Soba Felsefesi!
Bazen bakış açımız, olayların ardındaki çok basit sebepleri görmemizi engelleyebilir!
***
Birgün bir antropolog, bir fizikçi, bir matematikçi, bir kimyacı ve bir jeologdan oluşan grup bir bölgede araştırma yapmak için açık araziye çıkarlar...
Sonra bir anda yağmur başlar ve bunlar ıslanıp hasta olmamak için yakınlarda bulunan bir dağ evine giderler...

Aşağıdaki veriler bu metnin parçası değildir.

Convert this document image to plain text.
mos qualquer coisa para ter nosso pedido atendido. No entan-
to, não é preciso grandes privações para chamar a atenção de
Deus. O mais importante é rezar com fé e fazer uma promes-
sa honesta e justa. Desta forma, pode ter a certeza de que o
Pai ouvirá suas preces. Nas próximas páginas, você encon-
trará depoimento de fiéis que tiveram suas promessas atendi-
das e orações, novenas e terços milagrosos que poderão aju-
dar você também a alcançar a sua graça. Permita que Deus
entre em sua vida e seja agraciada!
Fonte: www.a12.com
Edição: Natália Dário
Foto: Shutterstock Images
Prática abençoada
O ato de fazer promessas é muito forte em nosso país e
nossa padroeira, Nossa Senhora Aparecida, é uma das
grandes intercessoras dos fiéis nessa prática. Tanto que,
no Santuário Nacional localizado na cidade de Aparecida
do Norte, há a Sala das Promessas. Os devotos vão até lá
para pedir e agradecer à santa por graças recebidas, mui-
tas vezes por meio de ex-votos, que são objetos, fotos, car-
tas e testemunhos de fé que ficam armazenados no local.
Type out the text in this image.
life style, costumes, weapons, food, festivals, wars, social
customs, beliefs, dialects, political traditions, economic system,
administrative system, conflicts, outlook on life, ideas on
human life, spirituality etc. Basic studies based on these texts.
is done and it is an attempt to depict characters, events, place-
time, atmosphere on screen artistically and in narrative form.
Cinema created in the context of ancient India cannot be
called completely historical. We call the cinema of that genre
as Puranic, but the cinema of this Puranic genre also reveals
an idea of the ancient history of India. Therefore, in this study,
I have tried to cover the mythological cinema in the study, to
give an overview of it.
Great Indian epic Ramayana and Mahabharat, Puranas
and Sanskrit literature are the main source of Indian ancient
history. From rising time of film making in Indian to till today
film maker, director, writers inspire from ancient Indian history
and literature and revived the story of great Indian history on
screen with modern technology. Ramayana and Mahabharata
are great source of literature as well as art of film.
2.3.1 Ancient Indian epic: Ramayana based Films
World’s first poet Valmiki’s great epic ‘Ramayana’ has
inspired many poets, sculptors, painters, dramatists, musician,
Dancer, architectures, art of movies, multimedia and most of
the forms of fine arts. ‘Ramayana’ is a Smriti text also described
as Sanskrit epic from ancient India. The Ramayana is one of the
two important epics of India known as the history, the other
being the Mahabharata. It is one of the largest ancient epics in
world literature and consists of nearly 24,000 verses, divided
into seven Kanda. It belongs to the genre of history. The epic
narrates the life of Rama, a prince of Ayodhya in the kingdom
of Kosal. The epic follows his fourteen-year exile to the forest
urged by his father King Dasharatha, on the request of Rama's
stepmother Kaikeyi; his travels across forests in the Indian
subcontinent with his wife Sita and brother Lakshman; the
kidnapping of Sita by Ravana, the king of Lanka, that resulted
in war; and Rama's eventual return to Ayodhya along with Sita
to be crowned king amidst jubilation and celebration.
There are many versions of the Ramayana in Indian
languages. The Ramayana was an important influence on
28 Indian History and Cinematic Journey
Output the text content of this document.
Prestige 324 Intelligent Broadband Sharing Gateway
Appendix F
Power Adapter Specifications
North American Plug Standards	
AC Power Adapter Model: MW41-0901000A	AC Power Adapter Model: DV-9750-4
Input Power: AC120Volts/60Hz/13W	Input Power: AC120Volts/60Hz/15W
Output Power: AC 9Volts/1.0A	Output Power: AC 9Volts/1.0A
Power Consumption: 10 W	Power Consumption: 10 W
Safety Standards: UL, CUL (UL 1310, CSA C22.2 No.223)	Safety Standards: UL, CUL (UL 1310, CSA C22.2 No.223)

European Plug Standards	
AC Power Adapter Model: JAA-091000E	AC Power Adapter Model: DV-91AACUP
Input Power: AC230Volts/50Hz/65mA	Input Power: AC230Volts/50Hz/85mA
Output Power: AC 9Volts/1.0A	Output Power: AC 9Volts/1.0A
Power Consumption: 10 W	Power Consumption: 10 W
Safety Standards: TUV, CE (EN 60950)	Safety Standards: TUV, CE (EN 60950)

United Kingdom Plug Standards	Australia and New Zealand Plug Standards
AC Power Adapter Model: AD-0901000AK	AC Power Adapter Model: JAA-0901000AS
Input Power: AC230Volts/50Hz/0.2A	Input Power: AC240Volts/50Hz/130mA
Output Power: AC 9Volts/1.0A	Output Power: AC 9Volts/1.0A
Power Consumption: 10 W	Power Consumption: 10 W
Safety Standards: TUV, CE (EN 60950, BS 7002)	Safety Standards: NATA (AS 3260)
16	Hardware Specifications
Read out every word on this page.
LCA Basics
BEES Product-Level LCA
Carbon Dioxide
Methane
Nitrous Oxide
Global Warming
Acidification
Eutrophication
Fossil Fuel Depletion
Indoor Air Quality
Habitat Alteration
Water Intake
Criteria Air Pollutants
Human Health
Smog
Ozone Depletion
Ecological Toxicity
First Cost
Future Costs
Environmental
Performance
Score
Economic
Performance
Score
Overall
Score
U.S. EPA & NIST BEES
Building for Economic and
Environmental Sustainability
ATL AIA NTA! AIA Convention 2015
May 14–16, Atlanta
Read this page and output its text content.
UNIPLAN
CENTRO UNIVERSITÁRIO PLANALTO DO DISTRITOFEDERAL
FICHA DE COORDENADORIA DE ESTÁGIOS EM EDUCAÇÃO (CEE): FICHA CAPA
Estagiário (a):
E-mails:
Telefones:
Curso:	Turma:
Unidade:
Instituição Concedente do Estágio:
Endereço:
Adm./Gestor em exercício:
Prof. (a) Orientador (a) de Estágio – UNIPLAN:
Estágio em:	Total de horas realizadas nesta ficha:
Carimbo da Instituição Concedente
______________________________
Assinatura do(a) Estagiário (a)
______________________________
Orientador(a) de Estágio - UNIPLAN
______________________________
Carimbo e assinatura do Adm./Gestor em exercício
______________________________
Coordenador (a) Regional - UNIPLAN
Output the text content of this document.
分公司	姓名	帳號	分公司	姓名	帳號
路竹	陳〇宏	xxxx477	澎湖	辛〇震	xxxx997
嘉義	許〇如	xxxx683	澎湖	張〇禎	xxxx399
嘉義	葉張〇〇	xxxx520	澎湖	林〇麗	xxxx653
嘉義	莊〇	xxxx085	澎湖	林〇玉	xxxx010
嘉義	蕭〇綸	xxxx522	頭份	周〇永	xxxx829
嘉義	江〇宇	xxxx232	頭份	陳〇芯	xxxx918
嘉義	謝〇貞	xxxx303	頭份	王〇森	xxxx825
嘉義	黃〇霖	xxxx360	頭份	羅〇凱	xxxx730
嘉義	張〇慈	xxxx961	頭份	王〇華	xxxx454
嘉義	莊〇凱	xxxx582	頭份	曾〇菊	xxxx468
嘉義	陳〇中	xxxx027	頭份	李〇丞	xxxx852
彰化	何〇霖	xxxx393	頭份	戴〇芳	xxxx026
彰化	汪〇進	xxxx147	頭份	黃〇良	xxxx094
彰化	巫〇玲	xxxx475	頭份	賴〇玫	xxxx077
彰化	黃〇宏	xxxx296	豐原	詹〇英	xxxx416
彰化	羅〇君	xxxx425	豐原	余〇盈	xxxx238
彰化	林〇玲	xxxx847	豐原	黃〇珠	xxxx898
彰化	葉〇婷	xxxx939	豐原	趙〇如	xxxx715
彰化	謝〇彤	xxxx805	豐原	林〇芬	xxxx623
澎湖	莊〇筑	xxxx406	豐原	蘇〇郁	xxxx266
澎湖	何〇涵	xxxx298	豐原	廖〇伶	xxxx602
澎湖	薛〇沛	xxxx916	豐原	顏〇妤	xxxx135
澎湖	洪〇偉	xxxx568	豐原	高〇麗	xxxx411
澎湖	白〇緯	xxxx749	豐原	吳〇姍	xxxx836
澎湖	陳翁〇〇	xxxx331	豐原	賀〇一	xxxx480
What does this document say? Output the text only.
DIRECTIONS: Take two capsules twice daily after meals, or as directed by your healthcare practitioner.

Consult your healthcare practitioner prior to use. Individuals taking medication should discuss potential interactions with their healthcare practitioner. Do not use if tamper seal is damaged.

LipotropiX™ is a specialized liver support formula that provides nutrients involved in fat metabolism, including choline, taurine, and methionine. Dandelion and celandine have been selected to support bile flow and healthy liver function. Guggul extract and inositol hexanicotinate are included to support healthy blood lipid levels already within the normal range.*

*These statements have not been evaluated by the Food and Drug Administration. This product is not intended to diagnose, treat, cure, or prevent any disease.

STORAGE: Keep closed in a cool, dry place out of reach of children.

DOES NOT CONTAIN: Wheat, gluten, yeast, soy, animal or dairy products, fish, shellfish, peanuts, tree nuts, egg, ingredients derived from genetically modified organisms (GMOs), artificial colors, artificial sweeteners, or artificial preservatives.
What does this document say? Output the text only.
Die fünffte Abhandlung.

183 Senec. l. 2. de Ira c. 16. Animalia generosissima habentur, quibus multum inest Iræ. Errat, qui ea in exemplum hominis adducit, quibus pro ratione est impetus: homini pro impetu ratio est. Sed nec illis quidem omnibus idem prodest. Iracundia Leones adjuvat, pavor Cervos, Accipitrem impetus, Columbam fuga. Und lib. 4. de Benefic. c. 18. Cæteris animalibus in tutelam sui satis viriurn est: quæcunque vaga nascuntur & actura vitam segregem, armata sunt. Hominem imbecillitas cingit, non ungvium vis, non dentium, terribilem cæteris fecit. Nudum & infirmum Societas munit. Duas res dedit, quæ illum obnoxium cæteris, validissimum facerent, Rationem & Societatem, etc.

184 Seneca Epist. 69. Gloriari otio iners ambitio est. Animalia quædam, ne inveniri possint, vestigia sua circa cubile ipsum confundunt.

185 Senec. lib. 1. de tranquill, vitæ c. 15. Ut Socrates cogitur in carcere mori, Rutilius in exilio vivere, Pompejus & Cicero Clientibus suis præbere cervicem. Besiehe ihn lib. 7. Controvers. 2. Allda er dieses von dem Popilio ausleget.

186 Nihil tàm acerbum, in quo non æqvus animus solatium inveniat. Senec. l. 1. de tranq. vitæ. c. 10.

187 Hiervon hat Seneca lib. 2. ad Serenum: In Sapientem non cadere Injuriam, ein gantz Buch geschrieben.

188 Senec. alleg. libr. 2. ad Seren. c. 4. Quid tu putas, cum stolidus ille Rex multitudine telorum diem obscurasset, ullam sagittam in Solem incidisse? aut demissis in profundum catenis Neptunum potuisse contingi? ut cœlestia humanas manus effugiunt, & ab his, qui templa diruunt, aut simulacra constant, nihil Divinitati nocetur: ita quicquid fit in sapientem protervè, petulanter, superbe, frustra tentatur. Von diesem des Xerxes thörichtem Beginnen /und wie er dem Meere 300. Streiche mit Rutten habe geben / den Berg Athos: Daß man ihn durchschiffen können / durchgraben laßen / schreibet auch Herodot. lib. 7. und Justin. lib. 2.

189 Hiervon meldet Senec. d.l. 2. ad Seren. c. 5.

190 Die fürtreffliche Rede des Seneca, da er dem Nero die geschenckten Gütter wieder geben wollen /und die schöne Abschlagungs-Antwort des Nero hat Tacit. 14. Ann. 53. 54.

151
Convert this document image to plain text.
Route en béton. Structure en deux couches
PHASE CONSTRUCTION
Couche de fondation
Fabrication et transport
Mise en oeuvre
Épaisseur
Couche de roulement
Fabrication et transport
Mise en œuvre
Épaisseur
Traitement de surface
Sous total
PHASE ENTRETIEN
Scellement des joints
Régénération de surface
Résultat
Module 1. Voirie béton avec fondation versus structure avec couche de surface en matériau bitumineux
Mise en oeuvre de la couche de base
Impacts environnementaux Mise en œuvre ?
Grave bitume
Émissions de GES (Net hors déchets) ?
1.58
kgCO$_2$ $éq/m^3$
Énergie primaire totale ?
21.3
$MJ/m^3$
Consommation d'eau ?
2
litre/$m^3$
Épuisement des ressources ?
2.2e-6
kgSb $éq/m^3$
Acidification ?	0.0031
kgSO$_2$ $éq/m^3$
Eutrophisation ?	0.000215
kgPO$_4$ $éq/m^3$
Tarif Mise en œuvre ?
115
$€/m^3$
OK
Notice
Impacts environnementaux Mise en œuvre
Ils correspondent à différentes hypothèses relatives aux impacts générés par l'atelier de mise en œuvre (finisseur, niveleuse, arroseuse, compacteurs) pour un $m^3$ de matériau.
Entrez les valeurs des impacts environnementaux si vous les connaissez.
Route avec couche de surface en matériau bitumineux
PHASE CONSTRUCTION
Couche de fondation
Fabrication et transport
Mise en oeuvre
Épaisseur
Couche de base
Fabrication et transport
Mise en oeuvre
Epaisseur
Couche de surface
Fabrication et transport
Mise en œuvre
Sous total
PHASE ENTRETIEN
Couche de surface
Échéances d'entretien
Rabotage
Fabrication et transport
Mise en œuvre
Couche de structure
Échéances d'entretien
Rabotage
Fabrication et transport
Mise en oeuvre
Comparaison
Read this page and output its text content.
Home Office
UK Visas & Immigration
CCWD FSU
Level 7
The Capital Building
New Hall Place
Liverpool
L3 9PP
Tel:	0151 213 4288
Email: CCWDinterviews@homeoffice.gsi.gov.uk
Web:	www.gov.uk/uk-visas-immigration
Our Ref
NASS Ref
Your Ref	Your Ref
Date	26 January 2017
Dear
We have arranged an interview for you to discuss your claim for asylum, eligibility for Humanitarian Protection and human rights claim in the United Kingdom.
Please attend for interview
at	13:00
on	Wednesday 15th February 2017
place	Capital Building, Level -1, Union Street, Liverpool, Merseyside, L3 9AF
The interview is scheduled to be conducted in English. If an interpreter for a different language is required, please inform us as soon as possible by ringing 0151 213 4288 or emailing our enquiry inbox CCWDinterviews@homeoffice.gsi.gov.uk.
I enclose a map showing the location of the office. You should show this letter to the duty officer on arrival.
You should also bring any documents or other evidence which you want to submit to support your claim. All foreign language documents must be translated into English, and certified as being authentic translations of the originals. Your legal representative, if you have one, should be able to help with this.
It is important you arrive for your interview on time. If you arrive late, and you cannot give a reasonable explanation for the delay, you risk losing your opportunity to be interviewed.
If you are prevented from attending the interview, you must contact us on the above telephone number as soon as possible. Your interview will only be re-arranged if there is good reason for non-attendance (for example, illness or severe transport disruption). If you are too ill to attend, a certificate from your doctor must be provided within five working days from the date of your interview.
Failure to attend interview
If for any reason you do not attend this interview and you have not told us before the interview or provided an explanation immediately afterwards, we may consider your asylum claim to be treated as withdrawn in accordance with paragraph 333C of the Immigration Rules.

Evin sahibi onları odada oturtur ve sıcak bişeyler getirmek için evin mutfağına gider...
Odada oturan grubun ilgisi bir anda sobaya çevrilir...
Çünkü adamın sobası yerden yarım metre yüksekte ve altında da taşlar dizilidir... Odadakiler bu durumu tartışmaya başlarlar.
Fizikçi :
– Köylünün sobayı yarım metre yükseğe kurmasının nedeni konveksiyon sayesinde odanın daha çabuk ısınmasını sağlamaktır, der.
Kimyacı :
– Köylü, aktivasyon enerjisini varsayarak sobayı daha çabuk yakmak için yarım metre yükseğe kurmuş, der.
Jeolog :
– Köylü, bu bölgenin fay hattına yakınlığını bildiğinden bir deprem esnasında sobanın yere değil de taşların üzerine devrilmesini ve dolayısıyla yangını önlemeyi amaçlamıştır, der...
Matematikçi :
– Köylü odayı daha verimli ısıtmak için sobayı geometrik açıdan odanın tam ortasına kurmayı amaçlamış, der.
Antropolog :
– Bu köylü eski dönemlerdeki ateşe tapmak dinine bağlı olduğundan ateşe saygı mahiyetinde bu sobayı yarım metre yukarda tutmuş, der.
Bu esnada Köylü içeri girer... Hepsi birden sobayı neden yarım metre yukarıda kurduğunu sorarlar... Köylü gayet saf bir şekilde şöyle cevap verir:
- Boru Yetmedi!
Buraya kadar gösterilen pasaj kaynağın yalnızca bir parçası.